Trata-se de um sistema eleitoral que reúne o que tem de pior do sistema proporcional e o que tem de pior do sistema majoritário para o legislativo (aqui chamado de “voto distrital”). Por esse tal de “distritão”, os eleitos seriam os mais votados do Estado todo (ou do município todo, em caso de eleição municipal), em ordem decrescente, sem respeitar partidos, minorias, ou nada. Uma pseudodemocracia que na realidade só legitimaria a perpetuação de coronéis e caciques no poder para todo o sempre, a cada eleição sendo mais dizimada qualquer possibilidade de oposição, de existência de minorias, ou de qualquer forma de garantia de direitos individuais ou coletivos. Um sistema que só prestigia o personalismo e os abusos de poder econômico, justamente os maiores males que precisamos combater.

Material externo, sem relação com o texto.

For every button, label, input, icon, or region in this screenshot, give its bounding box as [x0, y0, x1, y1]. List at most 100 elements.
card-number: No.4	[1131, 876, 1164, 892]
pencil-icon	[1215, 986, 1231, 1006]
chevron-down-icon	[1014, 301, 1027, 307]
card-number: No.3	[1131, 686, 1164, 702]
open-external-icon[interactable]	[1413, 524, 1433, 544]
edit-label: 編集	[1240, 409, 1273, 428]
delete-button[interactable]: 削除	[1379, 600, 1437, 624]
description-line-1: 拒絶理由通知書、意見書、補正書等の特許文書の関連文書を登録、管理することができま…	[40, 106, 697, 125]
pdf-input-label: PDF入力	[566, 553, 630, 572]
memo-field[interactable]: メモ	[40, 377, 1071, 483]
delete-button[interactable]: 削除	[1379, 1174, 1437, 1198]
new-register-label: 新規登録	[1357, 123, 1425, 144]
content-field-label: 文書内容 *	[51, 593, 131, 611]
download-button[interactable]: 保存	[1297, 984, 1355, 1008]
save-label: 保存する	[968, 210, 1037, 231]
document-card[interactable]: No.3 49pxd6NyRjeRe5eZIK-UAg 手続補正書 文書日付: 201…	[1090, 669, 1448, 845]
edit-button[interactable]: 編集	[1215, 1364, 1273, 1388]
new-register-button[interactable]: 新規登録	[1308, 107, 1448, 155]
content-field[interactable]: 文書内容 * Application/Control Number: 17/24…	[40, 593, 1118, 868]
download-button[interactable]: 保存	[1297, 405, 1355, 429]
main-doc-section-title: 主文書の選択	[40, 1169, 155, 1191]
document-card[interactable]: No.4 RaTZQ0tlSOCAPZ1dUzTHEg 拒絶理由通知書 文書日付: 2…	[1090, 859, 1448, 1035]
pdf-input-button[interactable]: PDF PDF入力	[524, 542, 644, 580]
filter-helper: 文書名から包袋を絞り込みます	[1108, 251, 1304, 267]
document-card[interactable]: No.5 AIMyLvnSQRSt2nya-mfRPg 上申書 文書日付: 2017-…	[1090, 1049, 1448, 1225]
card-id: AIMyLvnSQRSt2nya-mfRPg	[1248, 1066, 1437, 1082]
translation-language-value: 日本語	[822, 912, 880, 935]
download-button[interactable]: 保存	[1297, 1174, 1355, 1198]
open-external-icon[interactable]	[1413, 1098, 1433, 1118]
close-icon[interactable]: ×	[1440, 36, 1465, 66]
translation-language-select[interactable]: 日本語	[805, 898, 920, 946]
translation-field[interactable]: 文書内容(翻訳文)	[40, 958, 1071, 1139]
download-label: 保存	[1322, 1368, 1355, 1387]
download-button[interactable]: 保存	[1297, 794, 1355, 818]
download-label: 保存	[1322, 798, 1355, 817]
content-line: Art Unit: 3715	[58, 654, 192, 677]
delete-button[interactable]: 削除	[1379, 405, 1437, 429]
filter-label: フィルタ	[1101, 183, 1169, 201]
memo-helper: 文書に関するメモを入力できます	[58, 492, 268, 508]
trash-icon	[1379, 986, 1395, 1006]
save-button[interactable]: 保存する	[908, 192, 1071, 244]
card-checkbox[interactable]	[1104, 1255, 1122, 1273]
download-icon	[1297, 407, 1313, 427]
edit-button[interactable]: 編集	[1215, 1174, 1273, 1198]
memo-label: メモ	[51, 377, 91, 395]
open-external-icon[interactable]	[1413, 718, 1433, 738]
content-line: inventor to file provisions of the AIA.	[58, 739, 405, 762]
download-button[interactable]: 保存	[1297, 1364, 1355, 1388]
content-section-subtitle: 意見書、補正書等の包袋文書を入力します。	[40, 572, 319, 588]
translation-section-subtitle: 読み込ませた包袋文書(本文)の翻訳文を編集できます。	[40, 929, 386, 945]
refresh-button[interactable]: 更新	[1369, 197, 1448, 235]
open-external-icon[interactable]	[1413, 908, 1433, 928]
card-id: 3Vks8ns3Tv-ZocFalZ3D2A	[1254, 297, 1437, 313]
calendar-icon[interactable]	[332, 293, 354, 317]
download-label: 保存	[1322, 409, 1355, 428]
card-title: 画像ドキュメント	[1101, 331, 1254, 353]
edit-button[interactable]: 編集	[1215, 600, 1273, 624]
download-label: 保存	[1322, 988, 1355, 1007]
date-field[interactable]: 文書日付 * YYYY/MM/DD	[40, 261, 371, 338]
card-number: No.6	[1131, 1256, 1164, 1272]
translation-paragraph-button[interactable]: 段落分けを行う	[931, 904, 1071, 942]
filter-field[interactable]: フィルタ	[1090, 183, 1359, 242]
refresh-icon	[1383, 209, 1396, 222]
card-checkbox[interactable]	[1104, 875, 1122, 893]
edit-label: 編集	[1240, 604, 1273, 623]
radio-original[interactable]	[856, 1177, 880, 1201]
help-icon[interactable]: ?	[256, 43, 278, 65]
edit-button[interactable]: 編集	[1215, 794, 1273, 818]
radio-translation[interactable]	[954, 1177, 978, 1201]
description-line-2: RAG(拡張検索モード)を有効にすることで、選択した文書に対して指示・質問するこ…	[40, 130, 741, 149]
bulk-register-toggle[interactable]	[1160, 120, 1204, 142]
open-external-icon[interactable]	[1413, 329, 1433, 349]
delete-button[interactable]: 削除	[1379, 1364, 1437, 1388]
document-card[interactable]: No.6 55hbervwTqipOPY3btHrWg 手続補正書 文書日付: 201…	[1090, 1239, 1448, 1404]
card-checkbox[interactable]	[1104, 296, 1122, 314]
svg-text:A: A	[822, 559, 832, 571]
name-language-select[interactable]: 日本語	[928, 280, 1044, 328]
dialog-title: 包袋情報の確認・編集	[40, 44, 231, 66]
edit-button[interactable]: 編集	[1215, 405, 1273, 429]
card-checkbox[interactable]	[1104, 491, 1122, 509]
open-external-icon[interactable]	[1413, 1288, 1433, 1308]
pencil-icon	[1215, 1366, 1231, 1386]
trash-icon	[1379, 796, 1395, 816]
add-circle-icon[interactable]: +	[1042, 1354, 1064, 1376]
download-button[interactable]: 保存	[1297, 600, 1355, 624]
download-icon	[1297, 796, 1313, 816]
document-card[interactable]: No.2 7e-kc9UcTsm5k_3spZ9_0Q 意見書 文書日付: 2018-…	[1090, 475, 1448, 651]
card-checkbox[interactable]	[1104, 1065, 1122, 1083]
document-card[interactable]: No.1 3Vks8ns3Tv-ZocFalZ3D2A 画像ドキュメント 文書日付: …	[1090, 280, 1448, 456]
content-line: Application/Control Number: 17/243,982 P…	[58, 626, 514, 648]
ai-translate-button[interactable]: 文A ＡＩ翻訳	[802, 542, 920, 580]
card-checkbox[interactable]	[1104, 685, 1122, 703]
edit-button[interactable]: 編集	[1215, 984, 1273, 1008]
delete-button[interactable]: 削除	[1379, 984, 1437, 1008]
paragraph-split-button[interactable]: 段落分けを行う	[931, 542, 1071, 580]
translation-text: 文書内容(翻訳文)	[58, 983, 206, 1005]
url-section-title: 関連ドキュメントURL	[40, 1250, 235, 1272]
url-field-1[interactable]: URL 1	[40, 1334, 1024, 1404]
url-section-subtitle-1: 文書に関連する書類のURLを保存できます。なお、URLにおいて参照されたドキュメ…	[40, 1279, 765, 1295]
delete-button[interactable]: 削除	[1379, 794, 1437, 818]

Isso somado à continuação das doações de campanha por parte de empresas (que nossos digníssimos parlamentares pretendem manter, e nosso digníssimo ministro Gilmar Mendes faz questão de burlar a lei e afrontar a democracia para ajudá-los a isso), garantirá que sempre nossa democracia não passe de uma enganação onde nós, cidadãos, legitimamos de maneira forçada um poder que serve apenas aos interesses de grupos econômicos e velhas oligarquias politiqueiras. Enfim, só nos resta parabenizar mais uma vez nossos ricos “pUderosos de plantão”, por se reinventarem a cada dia.

Todas as manifestações populares que ocorreram nos últimos tempos só serviram para que nosso parlamento federal, liderado pelo Dep. Eduardo Cunha e pelo Sen. Renan Calheiros (dois exemplares dignos de representar nossa classe política brasileira, com louvor) botasse suas manguinhas de fora e, aproveitando-se da fragilidade do Executivo diante dos escândalos de corrupção que borbulham diariamente nos jornais, tomasse de vez para si o poder político da nação. Agora, pintam e bordam, melam-se e lambuzam-se nas tetas de nossa mansa democracia, aproveitando-se da inocência e da boa fé de todos nós, brasileiros. Estamos em vias de ver perdidas as últimas décadas de redemocratização em nosso país. Parece que a terra brasilis não nasceu para ser livre. Ao contrário, parece que sempre seremos escravos de grotescos senhores de engenho e suas capitanias hereditárias.

Mudam as roupas, permanecem as traças…

 * Edson José Travassos Vidigal foi candidato a deputado estadual nestas eleições pelo PTC, número 36222. É advogado membro da Comissão de Assuntos Legislativos da OAB-DF, professor universitário de Direito e Filosofia, músico e escritor. Especialista em Direito Eleitoral e Filosofia Política, foi servidor concursado do TSE por 19 anos. Assina a coluna A CIDADE NÃO PARA, publicada no JORNAL PEQUENO todas as segundas-feiras.